ABSTRACT

During the period of nearly three hundred years which lies between the beginning of the Punic Wars—that is, the first attempt of Rome to extend her domain outside the peninsula of Italy—and the death of Augustus—that is, the time when the Empire was constituted in its chief territorial limits and in the general form which it would more or less retain down to the barbarian invasions—the Roman State absorbed, one after another, the various Mediterranean countries in which economic life had developed at various rates and under different conditions. Her victory over Carthage made Rome mistress of the Western Mediterranean; the conquest of Greece and the defeat of the Oriental sovereigns, Antiochos, Mithradates, and Cleopatra later, gave her the dominion of the eastern seas; the submission of Gaul up to the Rhine and the occupation and organization of the vast regions on the right bank of the Danube from the Lake of Constance to the Black Sea carried her economic influence with her political power into the heart of Central Europe.
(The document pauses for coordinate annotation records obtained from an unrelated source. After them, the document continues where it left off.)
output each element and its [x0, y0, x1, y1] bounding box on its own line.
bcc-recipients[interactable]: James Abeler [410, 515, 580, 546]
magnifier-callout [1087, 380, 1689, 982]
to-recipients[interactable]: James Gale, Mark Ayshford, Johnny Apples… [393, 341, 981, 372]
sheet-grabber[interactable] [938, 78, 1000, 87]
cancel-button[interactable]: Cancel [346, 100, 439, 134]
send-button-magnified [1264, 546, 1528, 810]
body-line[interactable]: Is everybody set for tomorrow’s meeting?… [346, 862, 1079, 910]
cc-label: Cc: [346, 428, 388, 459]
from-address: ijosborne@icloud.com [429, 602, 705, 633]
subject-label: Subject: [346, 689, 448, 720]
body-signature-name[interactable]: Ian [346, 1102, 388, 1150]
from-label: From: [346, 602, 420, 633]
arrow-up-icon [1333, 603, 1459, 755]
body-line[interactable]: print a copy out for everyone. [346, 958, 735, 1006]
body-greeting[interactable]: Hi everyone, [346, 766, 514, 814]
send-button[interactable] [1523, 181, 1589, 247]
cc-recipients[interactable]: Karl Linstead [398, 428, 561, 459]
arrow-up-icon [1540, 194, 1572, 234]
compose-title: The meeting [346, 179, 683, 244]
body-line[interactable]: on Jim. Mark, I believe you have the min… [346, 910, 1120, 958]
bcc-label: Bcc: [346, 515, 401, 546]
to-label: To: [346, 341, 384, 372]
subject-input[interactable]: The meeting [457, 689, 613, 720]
When that achievement was completed (to be rounded off later in Europe by the annexation of a great part of Britain, the Agri Decumates between the upper Rhine and upper Danube, and Dacia, and in Asia by that of Mesopotamia and Arabia), the ancient world, once divided and tugged about between frequently warring states and kings, found itself collected in a single political organism, under the direction of a powerful mistress who was able to maintain that new unity, strong enough to allow free play to the economic forces working within the limits of the Empire, and also strong enough and prosperous enough to attract to herself or to reach the resources of vast countries outside, such as India, China, and Central and East Africa.